El sonido de las campanas marcaron un antes y un después en mi vida. Cuando salí del cementerio me encaminé hacia un oscuro futuro en busca de la luz.
Acababa de perder a la que había sido mi compañera, mi apoyo y mi vida durante más de diez años. Debía aprender a caminar solo por un sendero que se me antojaba abrupto y cuesta arriba. Ignoraba dónde llegaría pero, por muy largo y costoso que fuera el camino, mi búsqueda de la felicidad perdida no cesaría mientras viviera.
Desde el vagón de aquel tren nocturno solo miraba mi rostro reflejado en el sucio cristal de la ventanilla. Fuera, la oscuridad. No quería ver el paisaje de una noche sin luna. La imagen que me devolvía el cristal era la de un rostro desconocido, ajado y macilento. Me pareció el de un ser desvalido a quien debía ayudar.
Nunca sospeché que sin ella no sería nada y lo acababa de descubrir al poco de haberme abandonado. Ahora solo me quedaban mis lienzos y los había dejado atrás, como mis años junto a ella. Mi único equipaje era una maleta con escasa ropa, algunas telas vírgenes, mis pinturas, mi paleta y mis pinceles. No necesitaba nada más. Seguiría pintando, tal como me hizo prometer, pero no sabía de dónde sacaría las fuerzas ni la fuente de inspiración. El lugar al cual me dirigía encontraría naturaleza viva a raudales. Quería dejar la muerte atrás.

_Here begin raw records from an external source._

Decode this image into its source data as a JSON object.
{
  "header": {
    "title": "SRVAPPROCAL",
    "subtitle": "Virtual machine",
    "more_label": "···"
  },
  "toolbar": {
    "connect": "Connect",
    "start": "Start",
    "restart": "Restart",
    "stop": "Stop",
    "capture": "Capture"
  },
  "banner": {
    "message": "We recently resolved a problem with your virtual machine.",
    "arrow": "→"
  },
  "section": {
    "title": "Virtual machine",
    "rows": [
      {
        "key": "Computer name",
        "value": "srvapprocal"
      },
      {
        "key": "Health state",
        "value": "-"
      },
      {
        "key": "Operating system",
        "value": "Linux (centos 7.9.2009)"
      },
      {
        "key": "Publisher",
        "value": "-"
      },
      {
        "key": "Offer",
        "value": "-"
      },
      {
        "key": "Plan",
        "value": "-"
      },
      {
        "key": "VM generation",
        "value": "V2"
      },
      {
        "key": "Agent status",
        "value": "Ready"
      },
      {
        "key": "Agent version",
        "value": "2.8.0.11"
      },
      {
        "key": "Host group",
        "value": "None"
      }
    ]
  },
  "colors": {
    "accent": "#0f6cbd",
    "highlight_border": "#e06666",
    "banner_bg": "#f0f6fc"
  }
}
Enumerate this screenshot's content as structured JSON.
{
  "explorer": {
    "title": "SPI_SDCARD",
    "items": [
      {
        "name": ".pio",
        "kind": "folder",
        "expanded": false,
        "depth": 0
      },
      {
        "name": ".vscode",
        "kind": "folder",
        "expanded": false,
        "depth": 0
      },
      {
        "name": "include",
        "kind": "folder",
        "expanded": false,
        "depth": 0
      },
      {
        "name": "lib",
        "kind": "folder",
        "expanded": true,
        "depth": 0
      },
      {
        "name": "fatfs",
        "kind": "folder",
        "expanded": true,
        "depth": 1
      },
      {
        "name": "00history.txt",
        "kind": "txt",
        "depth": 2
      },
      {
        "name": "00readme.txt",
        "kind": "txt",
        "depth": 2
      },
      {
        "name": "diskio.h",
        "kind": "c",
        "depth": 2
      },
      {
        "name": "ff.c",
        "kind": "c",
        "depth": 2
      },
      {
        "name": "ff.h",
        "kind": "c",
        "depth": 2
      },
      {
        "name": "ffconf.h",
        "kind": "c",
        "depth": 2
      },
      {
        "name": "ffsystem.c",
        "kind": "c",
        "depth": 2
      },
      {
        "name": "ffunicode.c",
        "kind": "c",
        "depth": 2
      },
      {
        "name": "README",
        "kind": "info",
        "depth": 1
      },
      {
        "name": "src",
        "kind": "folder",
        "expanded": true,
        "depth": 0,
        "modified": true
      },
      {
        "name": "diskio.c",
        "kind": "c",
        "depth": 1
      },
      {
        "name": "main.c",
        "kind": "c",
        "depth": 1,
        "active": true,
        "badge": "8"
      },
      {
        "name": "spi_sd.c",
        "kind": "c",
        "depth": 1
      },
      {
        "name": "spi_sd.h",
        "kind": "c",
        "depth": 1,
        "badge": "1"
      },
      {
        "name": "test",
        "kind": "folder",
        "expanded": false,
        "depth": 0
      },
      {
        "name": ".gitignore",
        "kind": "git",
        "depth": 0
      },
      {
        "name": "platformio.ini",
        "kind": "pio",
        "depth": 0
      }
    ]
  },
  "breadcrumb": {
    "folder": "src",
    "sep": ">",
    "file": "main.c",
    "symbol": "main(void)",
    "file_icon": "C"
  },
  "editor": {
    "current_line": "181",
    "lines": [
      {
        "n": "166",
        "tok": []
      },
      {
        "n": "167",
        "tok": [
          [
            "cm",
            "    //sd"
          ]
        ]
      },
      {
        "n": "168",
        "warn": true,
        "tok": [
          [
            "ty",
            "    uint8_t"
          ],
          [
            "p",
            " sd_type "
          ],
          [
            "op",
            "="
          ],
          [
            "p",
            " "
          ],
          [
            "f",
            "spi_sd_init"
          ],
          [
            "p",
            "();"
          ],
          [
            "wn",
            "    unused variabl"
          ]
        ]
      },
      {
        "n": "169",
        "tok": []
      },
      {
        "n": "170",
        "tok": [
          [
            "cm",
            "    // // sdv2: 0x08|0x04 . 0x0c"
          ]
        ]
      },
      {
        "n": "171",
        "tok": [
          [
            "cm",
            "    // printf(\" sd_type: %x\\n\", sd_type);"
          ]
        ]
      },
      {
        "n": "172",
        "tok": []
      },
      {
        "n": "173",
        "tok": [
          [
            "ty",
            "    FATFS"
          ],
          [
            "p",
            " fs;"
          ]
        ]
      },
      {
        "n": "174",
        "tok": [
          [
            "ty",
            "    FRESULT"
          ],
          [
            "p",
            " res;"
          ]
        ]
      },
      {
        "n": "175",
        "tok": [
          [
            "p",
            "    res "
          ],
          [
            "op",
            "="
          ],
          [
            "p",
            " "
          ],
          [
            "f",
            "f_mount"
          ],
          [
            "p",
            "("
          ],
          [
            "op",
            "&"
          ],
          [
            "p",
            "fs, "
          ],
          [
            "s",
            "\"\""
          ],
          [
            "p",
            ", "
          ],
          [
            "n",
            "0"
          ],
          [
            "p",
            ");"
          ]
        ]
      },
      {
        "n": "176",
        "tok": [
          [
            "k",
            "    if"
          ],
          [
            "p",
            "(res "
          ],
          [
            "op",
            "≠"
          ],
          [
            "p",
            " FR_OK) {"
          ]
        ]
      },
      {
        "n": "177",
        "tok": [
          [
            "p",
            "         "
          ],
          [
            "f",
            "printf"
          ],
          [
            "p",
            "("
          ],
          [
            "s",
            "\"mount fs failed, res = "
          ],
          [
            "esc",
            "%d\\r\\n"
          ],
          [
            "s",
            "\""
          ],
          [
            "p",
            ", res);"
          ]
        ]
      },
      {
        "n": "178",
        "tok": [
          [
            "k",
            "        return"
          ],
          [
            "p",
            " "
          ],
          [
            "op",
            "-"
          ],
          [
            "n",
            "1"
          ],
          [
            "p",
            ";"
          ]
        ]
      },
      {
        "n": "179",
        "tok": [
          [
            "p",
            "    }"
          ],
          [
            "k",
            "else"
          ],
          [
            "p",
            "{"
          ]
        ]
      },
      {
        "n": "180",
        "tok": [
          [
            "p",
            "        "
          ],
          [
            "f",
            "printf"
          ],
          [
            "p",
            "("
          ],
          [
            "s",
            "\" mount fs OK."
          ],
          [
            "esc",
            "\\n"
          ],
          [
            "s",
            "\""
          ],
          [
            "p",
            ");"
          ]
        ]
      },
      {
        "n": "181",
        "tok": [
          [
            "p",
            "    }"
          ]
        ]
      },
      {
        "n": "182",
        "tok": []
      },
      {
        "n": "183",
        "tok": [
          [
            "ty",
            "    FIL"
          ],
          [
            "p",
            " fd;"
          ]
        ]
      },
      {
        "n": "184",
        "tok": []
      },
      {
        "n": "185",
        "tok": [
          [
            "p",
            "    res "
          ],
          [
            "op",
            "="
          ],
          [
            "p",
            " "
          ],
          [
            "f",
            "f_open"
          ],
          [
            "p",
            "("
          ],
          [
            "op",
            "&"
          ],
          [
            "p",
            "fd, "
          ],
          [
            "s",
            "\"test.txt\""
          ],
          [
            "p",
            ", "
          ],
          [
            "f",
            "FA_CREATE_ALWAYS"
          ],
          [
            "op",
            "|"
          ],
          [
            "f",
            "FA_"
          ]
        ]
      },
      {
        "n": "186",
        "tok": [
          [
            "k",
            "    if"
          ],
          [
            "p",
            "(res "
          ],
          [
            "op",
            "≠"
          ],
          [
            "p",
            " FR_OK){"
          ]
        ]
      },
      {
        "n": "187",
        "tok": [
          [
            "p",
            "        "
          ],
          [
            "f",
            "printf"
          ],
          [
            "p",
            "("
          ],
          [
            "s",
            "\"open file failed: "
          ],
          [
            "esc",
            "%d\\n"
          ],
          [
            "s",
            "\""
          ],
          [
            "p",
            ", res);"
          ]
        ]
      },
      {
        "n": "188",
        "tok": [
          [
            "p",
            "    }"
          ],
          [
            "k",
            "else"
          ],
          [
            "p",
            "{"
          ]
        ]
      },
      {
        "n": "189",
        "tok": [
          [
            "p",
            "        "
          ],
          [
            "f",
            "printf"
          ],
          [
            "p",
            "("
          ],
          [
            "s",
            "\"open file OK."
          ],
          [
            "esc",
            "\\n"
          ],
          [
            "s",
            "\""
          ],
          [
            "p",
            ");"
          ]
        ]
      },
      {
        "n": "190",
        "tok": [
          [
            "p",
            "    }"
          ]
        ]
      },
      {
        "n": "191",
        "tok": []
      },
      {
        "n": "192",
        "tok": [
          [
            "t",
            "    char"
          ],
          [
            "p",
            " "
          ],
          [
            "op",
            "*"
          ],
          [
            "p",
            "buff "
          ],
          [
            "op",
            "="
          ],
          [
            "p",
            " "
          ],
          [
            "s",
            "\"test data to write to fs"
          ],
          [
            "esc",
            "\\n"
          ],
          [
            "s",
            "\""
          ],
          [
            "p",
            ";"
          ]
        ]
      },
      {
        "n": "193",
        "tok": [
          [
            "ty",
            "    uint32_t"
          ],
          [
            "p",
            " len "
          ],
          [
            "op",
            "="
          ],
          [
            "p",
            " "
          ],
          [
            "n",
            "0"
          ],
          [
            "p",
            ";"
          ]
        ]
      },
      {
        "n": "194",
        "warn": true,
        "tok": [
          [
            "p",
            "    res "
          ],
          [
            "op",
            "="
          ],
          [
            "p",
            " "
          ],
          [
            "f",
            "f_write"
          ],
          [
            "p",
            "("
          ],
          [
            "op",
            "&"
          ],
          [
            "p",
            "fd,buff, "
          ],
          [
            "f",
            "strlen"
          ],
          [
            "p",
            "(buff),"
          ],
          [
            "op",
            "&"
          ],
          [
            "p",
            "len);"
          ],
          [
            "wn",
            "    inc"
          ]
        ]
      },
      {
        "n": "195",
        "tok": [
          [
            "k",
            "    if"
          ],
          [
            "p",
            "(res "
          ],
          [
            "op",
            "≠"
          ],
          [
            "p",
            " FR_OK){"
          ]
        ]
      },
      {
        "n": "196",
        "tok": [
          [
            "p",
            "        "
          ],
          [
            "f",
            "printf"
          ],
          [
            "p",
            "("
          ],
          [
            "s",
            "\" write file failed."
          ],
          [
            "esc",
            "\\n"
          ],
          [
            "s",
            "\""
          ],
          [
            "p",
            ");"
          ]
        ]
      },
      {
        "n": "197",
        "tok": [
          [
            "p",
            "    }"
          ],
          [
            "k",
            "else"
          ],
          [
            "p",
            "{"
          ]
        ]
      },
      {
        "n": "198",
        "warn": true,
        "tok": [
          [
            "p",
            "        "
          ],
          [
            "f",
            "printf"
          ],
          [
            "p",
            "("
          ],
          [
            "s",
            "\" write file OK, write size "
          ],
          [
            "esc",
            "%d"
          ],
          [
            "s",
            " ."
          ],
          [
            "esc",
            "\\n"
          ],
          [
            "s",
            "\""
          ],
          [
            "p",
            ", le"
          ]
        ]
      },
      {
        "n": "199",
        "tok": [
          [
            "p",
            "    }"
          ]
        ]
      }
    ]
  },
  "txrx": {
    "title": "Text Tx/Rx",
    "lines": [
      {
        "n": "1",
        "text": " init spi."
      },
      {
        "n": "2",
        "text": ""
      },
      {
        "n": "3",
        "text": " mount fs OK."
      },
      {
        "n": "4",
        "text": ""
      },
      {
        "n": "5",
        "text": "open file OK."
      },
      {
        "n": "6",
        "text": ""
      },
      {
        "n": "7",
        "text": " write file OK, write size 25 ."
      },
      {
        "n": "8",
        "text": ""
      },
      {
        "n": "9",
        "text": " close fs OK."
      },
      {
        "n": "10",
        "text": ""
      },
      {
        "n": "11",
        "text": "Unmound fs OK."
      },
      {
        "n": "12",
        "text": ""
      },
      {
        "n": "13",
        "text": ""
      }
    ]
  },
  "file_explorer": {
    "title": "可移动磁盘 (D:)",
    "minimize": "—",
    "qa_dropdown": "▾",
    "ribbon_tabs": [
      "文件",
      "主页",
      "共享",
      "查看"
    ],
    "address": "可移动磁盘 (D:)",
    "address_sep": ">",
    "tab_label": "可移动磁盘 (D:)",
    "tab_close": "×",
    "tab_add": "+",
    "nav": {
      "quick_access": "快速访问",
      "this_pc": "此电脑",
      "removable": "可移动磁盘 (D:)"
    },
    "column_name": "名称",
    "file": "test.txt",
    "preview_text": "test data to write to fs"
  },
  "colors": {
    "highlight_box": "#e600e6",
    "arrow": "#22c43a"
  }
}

Necesitaría tiempo para adaptarme a aquel lugar tan apartado y solitario. Lo había visto en una fotografía del National Geographic y al instante quedé atrapado por la magnificencia de aquellos parajes. Las altas cumbres nevadas, los riscos imposibles, aquellas paredes en caída libre hacia el abismo, el manto de abetos que cubrían las inclinadas laderas en difícil equilibrio para mantener la verticalidad, apuntando al cielo, rozando las nubes. Y al fondo, un lago que otorgaba al conjunto un toque paradisíaco.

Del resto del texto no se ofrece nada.